Come regola generale (almeno secondo i metodi “di una volta”) un buon adattamento si vede quando si riesce a rispondere di sì alla domanda: diremmo così nella vita di tutti i giorni, in italiano?

Come si traduce “motherfuckers”? Dipende…

Questa domanda va posta anche e soprattutto quando si mette in ballo il turpiloquio, che l’adattamento di questo film tratta in maniera scostante: ci sono momenti in cui viene omesso, sono i punti in cui la sua presenza suonerebbe male in italiano. Questo è bene. Viceversa momenti in cui viene tradotto pedissequamente, e mai come nel caso dei dialoghi del protagonista del film che parla costantemente di “motherfuckers“, tutti traslati indifferentemente in “figli di puttana” fino ad arrivare a momenti di assoluta cacofonia.

Giusto, sì, che si voglia tenere il più possibile la volgarità del personaggio, perché questo attributo lo contraddistingue. Meno giusto invece che si metta in secondo piano la scorrevolezza della lingua, il cui suono non deve essere artificiale o artificioso ma deve sembrare il più possibile la voce italiana di una persona reale, per quanto stravagante possa essere il personaggio!

Nei primi secondi del film sentiamo queste parole, pronunciate dalla nuova voce di Eddie Murphy, Fabrizio Vidale:

È così, uomo, la gente mi adora! Ehi, tu metti questo e i figli di puttana cominciano a dimenarsi e a contorcersi. Quando suonavo questo disco dal vivo, i figli di puttana svenivano! Te li ritrovavi sul pavimento e ci voleva l’ambulanza per farli rimettere in piedi, okay? Anzi, quando suonavo questo chiamavano prima l’ospedale, e gli dicevano “C’è Rudy che suona stasera, tenetevi pronti a portare via i figli di puttana dal locale”.

Chi sono questi figli di puttana? Pensate che si riferisca a un gruppo specifico di persone che conosce, che sa essere letteralmente figli di buona donna o più semplicemente persone poco gradite?
No, “figli di puttana” qui è usato come equivalente della parola “motherfuckers” che, per quanto possa sembrare assurdo, non solo non vuol dire figli di puttana (questo si sapeva già, se ricordate dall’articolo di Evit su Die Hard, Maldesi lo aveva trasformato in “pezzi di merda” ad esempio, e in un altro sottolineava proprio l’impossibilità di una traduzione univoca della parolaccia americana) ma non è necessariamente un insulto in situazioni come questa!

Nel linguaggio afroamericano “mothafucka” è usato con disinvoltura per riferirsi a chiunque, in senso negativo e positivo.

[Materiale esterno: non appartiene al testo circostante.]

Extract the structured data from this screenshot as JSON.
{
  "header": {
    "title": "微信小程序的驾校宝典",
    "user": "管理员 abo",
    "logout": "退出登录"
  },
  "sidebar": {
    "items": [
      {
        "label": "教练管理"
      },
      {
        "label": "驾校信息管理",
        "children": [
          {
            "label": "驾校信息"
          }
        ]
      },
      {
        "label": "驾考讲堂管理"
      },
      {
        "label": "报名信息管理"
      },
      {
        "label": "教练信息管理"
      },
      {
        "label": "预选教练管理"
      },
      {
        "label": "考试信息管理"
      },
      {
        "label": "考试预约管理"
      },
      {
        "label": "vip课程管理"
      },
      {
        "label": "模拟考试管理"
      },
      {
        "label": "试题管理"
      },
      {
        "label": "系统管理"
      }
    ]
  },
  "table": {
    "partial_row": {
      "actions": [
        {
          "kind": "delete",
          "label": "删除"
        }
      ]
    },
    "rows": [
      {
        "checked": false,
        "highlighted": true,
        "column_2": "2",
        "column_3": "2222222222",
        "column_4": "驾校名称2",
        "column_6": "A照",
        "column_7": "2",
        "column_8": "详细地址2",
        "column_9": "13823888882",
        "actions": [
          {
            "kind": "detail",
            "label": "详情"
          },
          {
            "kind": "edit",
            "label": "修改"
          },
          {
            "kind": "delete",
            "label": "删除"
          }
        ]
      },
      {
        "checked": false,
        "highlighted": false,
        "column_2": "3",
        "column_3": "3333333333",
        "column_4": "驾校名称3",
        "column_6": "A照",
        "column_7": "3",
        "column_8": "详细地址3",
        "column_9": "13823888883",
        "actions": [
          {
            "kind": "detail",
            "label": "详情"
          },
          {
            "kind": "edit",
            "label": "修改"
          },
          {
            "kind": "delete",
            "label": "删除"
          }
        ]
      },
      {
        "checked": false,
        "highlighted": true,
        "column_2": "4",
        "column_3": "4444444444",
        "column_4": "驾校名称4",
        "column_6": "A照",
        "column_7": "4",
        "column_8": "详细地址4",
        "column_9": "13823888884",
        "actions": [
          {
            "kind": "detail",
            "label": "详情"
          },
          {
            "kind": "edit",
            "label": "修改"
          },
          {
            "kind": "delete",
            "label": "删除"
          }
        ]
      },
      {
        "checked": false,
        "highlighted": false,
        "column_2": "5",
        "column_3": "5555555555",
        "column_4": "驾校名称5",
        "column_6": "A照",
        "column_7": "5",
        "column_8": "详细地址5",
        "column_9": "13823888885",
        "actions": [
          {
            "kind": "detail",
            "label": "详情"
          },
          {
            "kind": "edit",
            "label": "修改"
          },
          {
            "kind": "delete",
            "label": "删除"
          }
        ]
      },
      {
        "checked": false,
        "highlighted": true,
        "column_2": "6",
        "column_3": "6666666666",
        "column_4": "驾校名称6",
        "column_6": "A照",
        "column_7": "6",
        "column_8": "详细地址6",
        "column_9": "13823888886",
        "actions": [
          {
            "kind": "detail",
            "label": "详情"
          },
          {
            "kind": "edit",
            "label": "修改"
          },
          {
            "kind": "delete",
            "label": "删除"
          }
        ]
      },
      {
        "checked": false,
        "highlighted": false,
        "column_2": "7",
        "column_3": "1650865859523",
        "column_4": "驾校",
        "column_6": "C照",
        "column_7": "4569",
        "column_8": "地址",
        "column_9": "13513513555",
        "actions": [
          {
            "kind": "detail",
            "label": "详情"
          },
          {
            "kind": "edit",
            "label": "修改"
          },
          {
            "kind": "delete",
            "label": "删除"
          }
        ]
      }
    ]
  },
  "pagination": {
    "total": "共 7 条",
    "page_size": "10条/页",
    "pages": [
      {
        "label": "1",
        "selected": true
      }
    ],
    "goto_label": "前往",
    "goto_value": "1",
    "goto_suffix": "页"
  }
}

Qualunque giudizio di carattere è dato da altre cose, contesto, tono di voce… ma di per sé la parola “motherfucker” in questo frangente è praticamente appellativo neutro. Per fare un paragone forse un po’ azzardato si può scavare nella storia europea e rammentare come anticamente si chiamava “cristiano” chiunque, e la parola era usata come useremmo oggi “persona” o “essere umano” perché si riferiva ai battezzati. La cosa è sopravvissuta in parte in espressioni antiquate tipo “parlare come un cristiano” o addirittura rimane tale e quale a se stessa nel sud Italia, nella sua accezione originale.

Dunque ci sta che potremmo anche dire a un nostro amico “motherfucker, chill!” per dirgli di star calmo e non si offenderà perché non lo abbiamo chiamato — letteralmente — un fotti-madre.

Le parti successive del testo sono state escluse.